COLD SPRING HARBOR, NY (GenomeWeb News) – Members of the 1000 Genomes Project plan to sequence as many as 1,100 samples by the end of this summer as part of the project's main sequencing effort, attendees at the Biology of Genomes meeting heard here today.
Speaking on behalf of the project, Co-chair Richard Durbin, a bioinformatics researcher at the Wellcome Trust Sanger Institute, said that nearly 500 samples have been sequenced as part of the main 1000 Genomes project as of this month.
The team expects to sequence up to 1,900 samples by the end of this year and has committed to sequencing about 2,500 samples by the end of 2011, including samples from India and Southern Asia.
At the moment, data simulations suggest European populations harbor an estimated 19 to 20 million SNPs, including eight million SNPs with an allele frequency greater than one percent, six million SNPs at between 0.1 and one percent frequency, and 2.5 million singletons. Roughly half of the alleles appear to be private for each population, pointing to an estimated 60 million SNPs overall, Durbin explained.
Over the past few years, the 1000 Genomes Project has undertaken a set of pilot projects including high-depth sequencing of European and African trios, low-coverage sequencing of 60 individuals from each of three populations, and exon capture and sequencing of 700 samples.
Through these pilots, Durbin said, the researchers identified about four million and five million SNPs in the European and African trios, respectively, 14.5 million SNPs in the low-coverage samples, and about 12,700 SNPs in the exon sequencing pilot, as well as thousands more deletions, structural variants, and mobile element insertions.

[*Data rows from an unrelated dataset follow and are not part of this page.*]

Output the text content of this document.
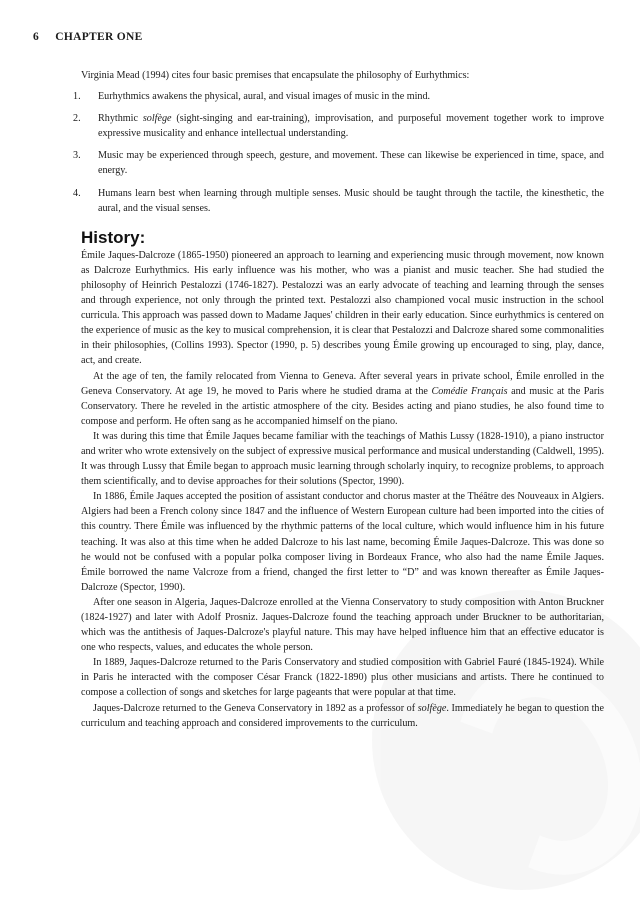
6 CHAPTER ONE

Virginia Mead (1994) cites four basic premises that encapsulate the philosophy of Eurhythmics:

1. Eurhythmics awakens the physical, aural, and visual images of music in the mind.
2. Rhythmic solfège (sight-singing and ear-training), improvisation, and purposeful movement together work to improve expressive musicality and enhance intellectual understanding.
3. Music may be experienced through speech, gesture, and movement. These can likewise be experienced in time, space, and energy.
4. Humans learn best when learning through multiple senses. Music should be taught through the tactile, the kinesthetic, the aural, and the visual senses.
History:

Émile Jaques-Dalcroze (1865-1950) pioneered an approach to learning and experiencing music through movement, now known as Dalcroze Eurhythmics. His early influence was his mother, who was a pianist and music teacher. She had studied the philosophy of Heinrich Pestalozzi (1746-1827). Pestalozzi was an early advocate of teaching and learning through the senses and through experience, not only through the printed text. Pestalozzi also championed vocal music instruction in the school curricula. This approach was passed down to Madame Jaques' children in their early education. Since eurhythmics is centered on the experience of music as the key to musical comprehension, it is clear that Pestalozzi and Dalcroze shared some commonalities in their philosophies, (Collins 1993). Spector (1990, p. 5) describes young Émile growing up encouraged to sing, play, dance, act, and create.

At the age of ten, the family relocated from Vienna to Geneva. After several years in private school, Émile enrolled in the Geneva Conservatory. At age 19, he moved to Paris where he studied drama at the Comédie Français and music at the Paris Conservatory. There he reveled in the artistic atmosphere of the city. Besides acting and piano studies, he also found time to compose and perform. He often sang as he accompanied himself on the piano.

It was during this time that Émile Jaques became familiar with the teachings of Mathis Lussy (1828-1910), a piano instructor and writer who wrote extensively on the subject of expressive musical performance and musical understanding (Caldwell, 1995). It was through Lussy that Émile began to approach music learning through scholarly inquiry, to recognize problems, to approach them scientifically, and to devise approaches for their solutions (Spector, 1990).

In 1886, Émile Jaques accepted the position of assistant conductor and chorus master at the Théâtre des Nouveaux in Algiers. Algiers had been a French colony since 1847 and the influence of Western European culture had been imported into the cities of this country. There Émile was influenced by the rhythmic patterns of the local culture, which would influence him in his future teaching. It was also at this time when he added Dalcroze to his last name, becoming Émile Jaques-Dalcroze. This was done so he would not be confused with a popular polka composer living in Bordeaux France, who also had the name Émile Jaques. Émile borrowed the name Valcroze from a friend, changed the first letter to “D” and was known thereafter as Émile Jaques-Dalcroze (Spector, 1990).

After one season in Algeria, Jaques-Dalcroze enrolled at the Vienna Conservatory to study composition with Anton Bruckner (1824-1927) and later with Adolf Prosniz. Jaques-Dalcroze found the teaching approach under Bruckner to be authoritarian, which was the antithesis of Jaques-Dalcroze's playful nature. This may have helped influence him that an effective educator is one who respects, values, and educates the whole person.

In 1889, Jaques-Dalcroze returned to the Paris Conservatory and studied composition with Gabriel Fauré (1845-1924). While in Paris he interacted with the composer César Franck (1822-1890) plus other musicians and artists. There he continued to compose a collection of songs and sketches for large pageants that were popular at that time.

Jaques-Dalcroze returned to the Geneva Conservatory in 1892 as a professor of solfège. Immediately he began to question the curriculum and teaching approach and considered improvements to the curriculum.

As such, data from these pilot projects are already yielding information about common variants in the populations tested — and providing insights into strategies for the main stage of the project, Durbin explained.
Of the 14.5 million SNPs identified in the low-coverage data set, for instance, about eight million were novel, with more than one million novel SNPs turning up in the Yoruban population alone.

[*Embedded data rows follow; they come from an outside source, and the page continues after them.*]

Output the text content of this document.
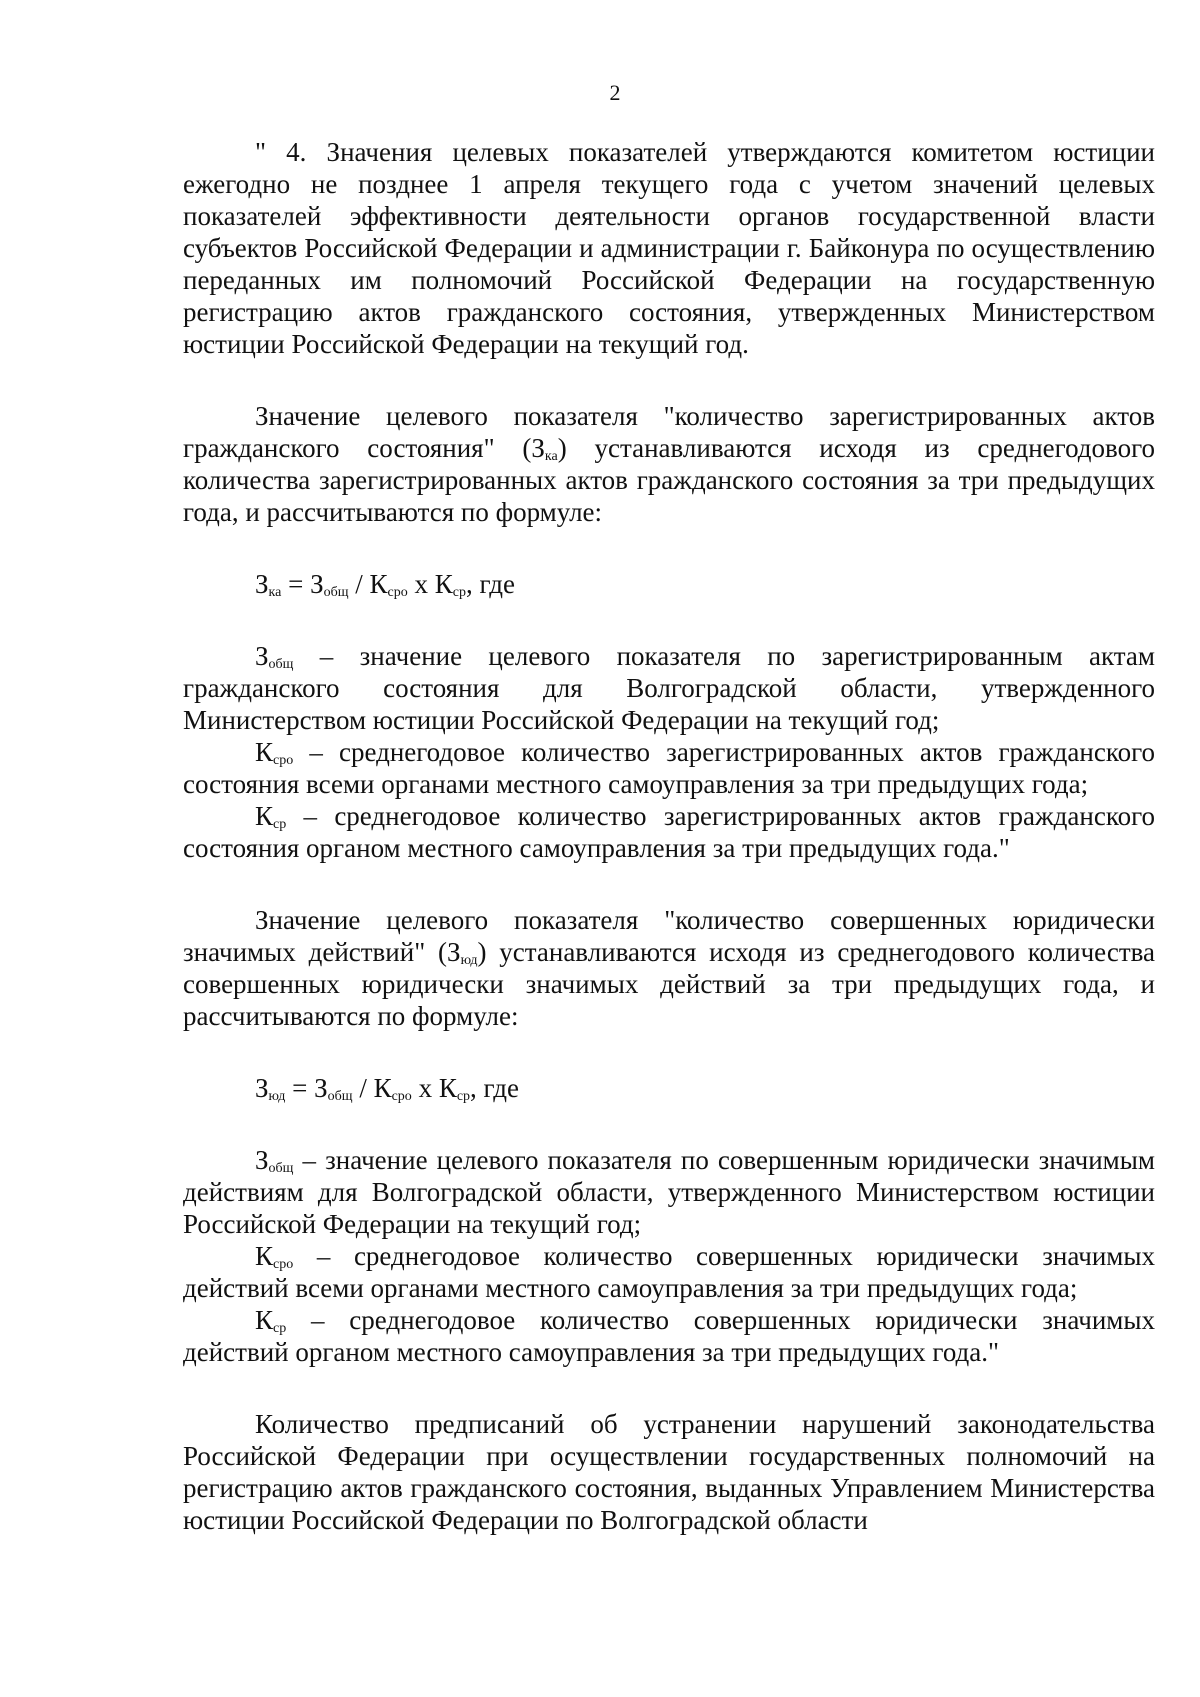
2

" 4. Значения целевых показателей утверждаются комитетом юстиции ежегодно не позднее 1 апреля текущего года с учетом значений целевых показателей эффективности деятельности органов государственной власти субъектов Российской Федерации и администрации г. Байконура по осуществлению переданных им полномочий Российской Федерации на государственную регистрацию актов гражданского состояния, утвержденных Министерством юстиции Российской Федерации на текущий год.

Значение целевого показателя "количество зарегистрированных актов гражданского состояния" $(З_{ка})$ устанавливаются исходя из среднегодового количества зарегистрированных актов гражданского состояния за три предыдущих года, и рассчитываются по формуле:

$З_{ка} = З_{общ} / К_{сро}$ x $К_{ср}$, где

$З_{общ}$ – значение целевого показателя по зарегистрированным актам гражданского состояния для Волгоградской области, утвержденного Министерством юстиции Российской Федерации на текущий год;

$К_{сро}$ – среднегодовое количество зарегистрированных актов гражданского состояния всеми органами местного самоуправления за три предыдущих года;

$К_{ср}$ – среднегодовое количество зарегистрированных актов гражданского состояния органом местного самоуправления за три предыдущих года."

Значение целевого показателя "количество совершенных юридически значимых действий" $(З_{юд})$ устанавливаются исходя из среднегодового количества совершенных юридически значимых действий за три предыдущих года, и рассчитываются по формуле:

$З_{юд} = З_{общ} / К_{сро}$ x $К_{ср}$, где

$З_{общ}$ – значение целевого показателя по совершенным юридически значимым действиям для Волгоградской области, утвержденного Министерством юстиции Российской Федерации на текущий год;

$К_{сро}$ – среднегодовое количество совершенных юридически значимых действий всеми органами местного самоуправления за три предыдущих года;

$К_{ср}$ – среднегодовое количество совершенных юридически значимых действий органом местного самоуправления за три предыдущих года."

Количество предписаний об устранении нарушений законодательства Российской Федерации при осуществлении государственных полномочий на регистрацию актов гражданского состояния, выданных Управлением Министерства юстиции Российской Федерации по Волгоградской области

The high-coverage trio data, meanwhile, is offering insights into substitution rates, suggesting, for instance, that somatic substitutions in cell lines are about seven to 12 times as common as germline de novo mutations.
Data so far suggests the low coverage strategy is sufficient for finding variants when used to assess hundreds of samples, Durbin said. He also noted that the researchers are doing some local realignment and assembly when necessary to overcome limitations associated with mapping sequences to the reference genome.